There will be clients who want nothing more than to make your life hell. It happens. AND IT HAPPENS EVERYWHERE. Doesn’t matter how much you charge or what part of town you’re in. Someone will hassle you on your prices, your work, etc. It just happens. These are people who probably have limited control on their own lives and so they have to take it out on you.
Just like the girl who comes in and cries when she sees her hair because she’s so happy- you will have the flipside.
Don’t get mad, don’t start pointing fingers.
-Start by asking what they would like changed.
If it’s a style, fix it, but if it’s something that’s big (like color) then offer to have them come in (WHENEVER IS BEST FOR THEM) and offer to change it for them.
-If they’re haggling you on prices, try to stay firm.
Much like children, clients will push about your prices. The minute you flex for them- they’re going to want that treatment all the time. Suddenly your appointment is $60 when you know it should have been $80.
And the trick that gets them:
If they start throwing out, “Well at THIS OTHER SHOP, it’s only $20 for haircuts”.
You say:
“That sounds like a great deal.

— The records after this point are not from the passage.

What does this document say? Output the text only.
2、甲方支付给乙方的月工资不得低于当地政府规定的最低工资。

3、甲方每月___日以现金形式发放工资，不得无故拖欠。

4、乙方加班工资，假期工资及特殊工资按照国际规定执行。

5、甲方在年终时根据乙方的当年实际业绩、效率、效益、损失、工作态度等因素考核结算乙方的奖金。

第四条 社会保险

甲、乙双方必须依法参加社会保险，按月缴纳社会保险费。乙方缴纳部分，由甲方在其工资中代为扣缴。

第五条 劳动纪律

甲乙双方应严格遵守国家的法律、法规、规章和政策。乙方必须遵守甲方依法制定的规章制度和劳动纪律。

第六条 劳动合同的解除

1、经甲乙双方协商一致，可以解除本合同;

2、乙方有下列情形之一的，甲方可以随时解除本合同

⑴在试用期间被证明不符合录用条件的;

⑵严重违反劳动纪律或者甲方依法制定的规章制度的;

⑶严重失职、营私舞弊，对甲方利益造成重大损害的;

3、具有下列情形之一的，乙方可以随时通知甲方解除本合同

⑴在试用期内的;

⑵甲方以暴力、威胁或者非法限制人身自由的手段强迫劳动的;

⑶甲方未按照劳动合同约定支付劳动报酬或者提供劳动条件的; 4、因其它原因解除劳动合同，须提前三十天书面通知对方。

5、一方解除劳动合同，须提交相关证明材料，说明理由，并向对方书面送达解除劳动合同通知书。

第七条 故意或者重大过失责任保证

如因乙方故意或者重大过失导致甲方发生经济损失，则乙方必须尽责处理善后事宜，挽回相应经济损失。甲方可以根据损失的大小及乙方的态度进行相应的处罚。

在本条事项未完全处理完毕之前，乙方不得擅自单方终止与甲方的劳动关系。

If you want to book with them to get that amazing discount- go for it. I won’t be offended.”
And then let them know that your haircuts stay firm at $___.

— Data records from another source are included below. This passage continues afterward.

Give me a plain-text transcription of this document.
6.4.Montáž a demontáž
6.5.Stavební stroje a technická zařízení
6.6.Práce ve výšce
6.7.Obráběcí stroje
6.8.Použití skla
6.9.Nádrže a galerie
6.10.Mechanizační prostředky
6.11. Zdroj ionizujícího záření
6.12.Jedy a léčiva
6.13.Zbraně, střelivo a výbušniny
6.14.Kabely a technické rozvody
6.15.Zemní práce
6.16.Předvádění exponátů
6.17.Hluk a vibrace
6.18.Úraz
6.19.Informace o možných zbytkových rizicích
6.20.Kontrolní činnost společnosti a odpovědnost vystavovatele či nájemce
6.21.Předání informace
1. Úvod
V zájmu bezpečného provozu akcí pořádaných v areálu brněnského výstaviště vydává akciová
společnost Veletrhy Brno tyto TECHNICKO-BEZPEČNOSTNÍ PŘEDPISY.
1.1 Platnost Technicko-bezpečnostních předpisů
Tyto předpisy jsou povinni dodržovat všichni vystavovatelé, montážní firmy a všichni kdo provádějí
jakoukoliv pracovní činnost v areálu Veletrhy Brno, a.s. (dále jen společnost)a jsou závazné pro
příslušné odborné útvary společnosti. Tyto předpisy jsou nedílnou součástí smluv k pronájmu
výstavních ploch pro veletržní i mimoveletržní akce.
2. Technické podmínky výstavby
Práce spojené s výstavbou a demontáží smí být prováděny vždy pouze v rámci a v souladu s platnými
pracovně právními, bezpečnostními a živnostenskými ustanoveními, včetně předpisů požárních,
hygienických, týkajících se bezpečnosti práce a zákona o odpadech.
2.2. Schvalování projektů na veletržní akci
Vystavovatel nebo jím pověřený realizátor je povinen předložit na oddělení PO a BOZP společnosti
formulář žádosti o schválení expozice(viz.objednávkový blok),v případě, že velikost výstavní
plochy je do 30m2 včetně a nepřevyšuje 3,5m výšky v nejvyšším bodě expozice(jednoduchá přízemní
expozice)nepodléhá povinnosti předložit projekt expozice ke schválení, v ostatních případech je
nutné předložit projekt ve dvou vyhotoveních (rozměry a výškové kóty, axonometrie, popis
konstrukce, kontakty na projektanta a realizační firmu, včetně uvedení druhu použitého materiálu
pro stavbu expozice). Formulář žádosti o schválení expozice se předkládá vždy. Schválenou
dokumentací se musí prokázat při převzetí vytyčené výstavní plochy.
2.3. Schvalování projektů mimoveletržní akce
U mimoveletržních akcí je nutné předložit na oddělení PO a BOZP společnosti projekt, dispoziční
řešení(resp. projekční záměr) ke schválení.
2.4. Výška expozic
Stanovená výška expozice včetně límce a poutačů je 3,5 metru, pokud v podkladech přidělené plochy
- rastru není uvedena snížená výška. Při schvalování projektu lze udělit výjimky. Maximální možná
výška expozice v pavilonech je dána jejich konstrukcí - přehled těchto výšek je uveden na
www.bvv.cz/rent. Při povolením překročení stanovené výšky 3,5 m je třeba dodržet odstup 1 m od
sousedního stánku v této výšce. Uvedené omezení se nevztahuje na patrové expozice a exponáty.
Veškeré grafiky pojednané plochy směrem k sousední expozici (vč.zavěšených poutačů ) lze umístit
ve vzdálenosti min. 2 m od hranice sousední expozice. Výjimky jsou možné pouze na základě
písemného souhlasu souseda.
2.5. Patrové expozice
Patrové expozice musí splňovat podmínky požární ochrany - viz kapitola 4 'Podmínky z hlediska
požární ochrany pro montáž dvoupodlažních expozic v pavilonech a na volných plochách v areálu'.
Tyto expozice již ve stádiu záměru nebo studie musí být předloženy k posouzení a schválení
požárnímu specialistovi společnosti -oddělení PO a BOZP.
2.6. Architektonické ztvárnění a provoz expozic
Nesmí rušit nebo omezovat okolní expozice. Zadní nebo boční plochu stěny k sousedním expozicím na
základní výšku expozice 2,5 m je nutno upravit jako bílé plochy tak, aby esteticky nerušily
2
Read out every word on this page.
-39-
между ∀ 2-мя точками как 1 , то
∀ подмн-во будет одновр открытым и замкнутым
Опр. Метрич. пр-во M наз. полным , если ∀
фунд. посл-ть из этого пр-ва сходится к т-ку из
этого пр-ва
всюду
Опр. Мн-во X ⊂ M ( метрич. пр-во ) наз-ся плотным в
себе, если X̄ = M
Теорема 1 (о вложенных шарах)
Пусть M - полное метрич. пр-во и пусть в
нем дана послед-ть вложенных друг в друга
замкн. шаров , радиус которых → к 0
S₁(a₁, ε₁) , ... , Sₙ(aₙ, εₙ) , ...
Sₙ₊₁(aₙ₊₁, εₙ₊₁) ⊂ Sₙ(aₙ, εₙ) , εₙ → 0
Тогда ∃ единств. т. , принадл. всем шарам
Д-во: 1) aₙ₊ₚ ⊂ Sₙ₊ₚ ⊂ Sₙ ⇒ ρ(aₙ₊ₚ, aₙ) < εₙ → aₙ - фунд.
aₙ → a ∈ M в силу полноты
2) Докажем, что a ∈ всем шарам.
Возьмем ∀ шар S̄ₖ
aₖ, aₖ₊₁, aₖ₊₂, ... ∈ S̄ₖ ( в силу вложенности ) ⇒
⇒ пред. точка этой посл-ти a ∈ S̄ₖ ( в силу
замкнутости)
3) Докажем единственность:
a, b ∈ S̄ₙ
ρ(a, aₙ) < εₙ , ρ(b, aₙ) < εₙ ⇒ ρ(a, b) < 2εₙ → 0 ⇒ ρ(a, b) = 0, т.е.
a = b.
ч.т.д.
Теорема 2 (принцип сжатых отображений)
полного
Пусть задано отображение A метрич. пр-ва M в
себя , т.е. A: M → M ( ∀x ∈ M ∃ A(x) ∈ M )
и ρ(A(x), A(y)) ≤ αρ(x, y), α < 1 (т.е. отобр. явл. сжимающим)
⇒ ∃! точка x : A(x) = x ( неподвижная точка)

I’ve never had a client leave my chair. It’s a bit of a weird move- because you’re basically encouraging them to go.
Again, much like children- they’re threatening to run away and you’re calling the bluff.
“You want to run away? Sure. You want a PB&J for the road?”

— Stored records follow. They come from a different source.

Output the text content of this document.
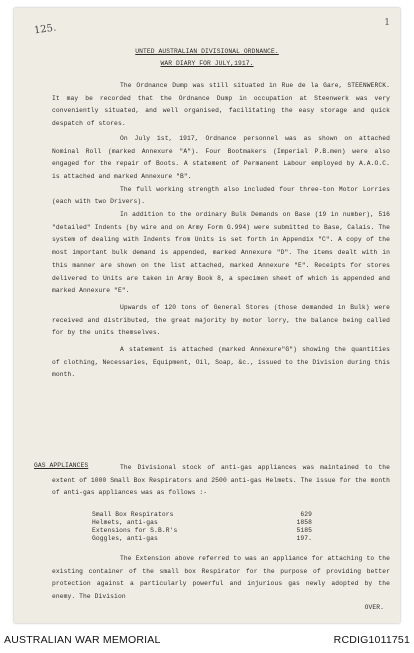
125.	1
UNTED AUSTRALIAN DIVISIONAL ORDNANCE.
WAR DIARY FOR JULY,1917.

The Ordnance Dump was still situated in Rue de la Gare, STEENWERCK. It may be recorded that the Ordnance Dump in occupation at Steenwerk was very conveniently situated, and well organised, facilitating the easy storage and quick despatch of stores.

On July 1st, 1917, Ordnance personnel was as shown on attached Nominal Roll (marked Annexure "A"). Four Bootmakers (Imperial P.B.men) were also engaged for the repair of Boots. A statement of Permanent Labour employed by A.A.O.C. is attached and marked Annexure "B".

The full working strength also included four three-ton Motor Lorries (each with two Drivers).

In addition to the ordinary Bulk Demands on Base (19 in number), 516 "detailed" Indents (by wire and on Army Form G.994) were submitted to Base, Calais. The system of dealing with Indents from Units is set forth in Appendix "C". A copy of the most important bulk demand is appended, marked Annexure "D". The items dealt with in this manner are shown on the list attached, marked Annexure "E". Receipts for stores delivered to Units are taken in Army Book 8, a specimen sheet of which is appended and marked Annexure "E".

Upwards of 120 tons of General Stores (those demanded in Bulk) were received and distributed, the great majority by motor lorry, the balance being called for by the units themselves.

A statement is attached (marked Annexure"G") showing the quantities of clothing, Necessaries, Equipment, Oil, Soap, &c., issued to the Division during this month.

GAS APPLIANCES	The Divisional stock of anti-gas appliances was maintained to the extent of 1000 Small Box Respirators and 2500 anti-gas Helmets. The issue for the month of anti-gas appliances was as follows :-

Small Box Respirators	629
Helmets, anti-gas	1858
Extensions for S.B.R's	5185
Goggles, anti-gas	197.

The Extension above referred to was an appliance for attaching to the existing container of the small box Respirator for the purpose of providing better protection against a particularly powerful and injurious gas newly adopted by the enemy. The Division

OVER.
AUSTRALIAN WAR MEMORIAL	RCDIG1011751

You feel like an ass, but I promise- if they haggle you once, they’ll do it over and over til you call them out.
And for women who come in and are just never pleased- understand that you have nothing to do with that. They are just in it to complain and it has nothing to do with what service you performed. Unless you sprayed water on them, turned them orange and slapped their mother- you probably did nothing wrong.
3) Drop the Ego, and Quick.
Look, I get it- we all come out of school thinkin’ we’re Tabatha Coffey/Takashi/Kim Kimble.
The truth is- we aren’t even close.
You will always have to go to new classes, you will always have to learn new trends, and you better trust and believe- there will always be someone bigger, badder, and better than you.
As stylists, we develop this rock star mentality that one day we’re going to be somebody and go places and the fact of the matter is- that’s only maybe. The odds are more likely that you will be the new kid in the salon and you will be low man on the totem pole.
I’ll let you in on a secret though- good hairdressers are confident, but not arrogant. We understand that the appointment isn’t about us. We’re merely a backdrop at the end of the appointment when the client is staring at herself in the mirror. We are about as important to a client has a blow-dryer. Understanding this quickly will set you up in a way that will humanize you, make you relatable. When the appointment is over and you’ve shown that you’re an amazing, glorified blow dryer and you’ve proven that this day wasn’t all about you- your client is more likely to pimp your name around town.
You want them saying that you made them feel amazing.
Getting your hair done is a luxury. It’s something women do to feel special. They want you to do magic that somehow gives them the same feeling as loosing 10 pounds, suddenly not having acne, or kissing their boyfriend.
And focusing on yourself and your big, fat ego has nothing to do with it.
Weeeelllll, that was longwinded wasn’t it?
Take my advice with a grain of salt and understand I’m not trying to brow beat you, or make you feel horrible. I want you to succeed.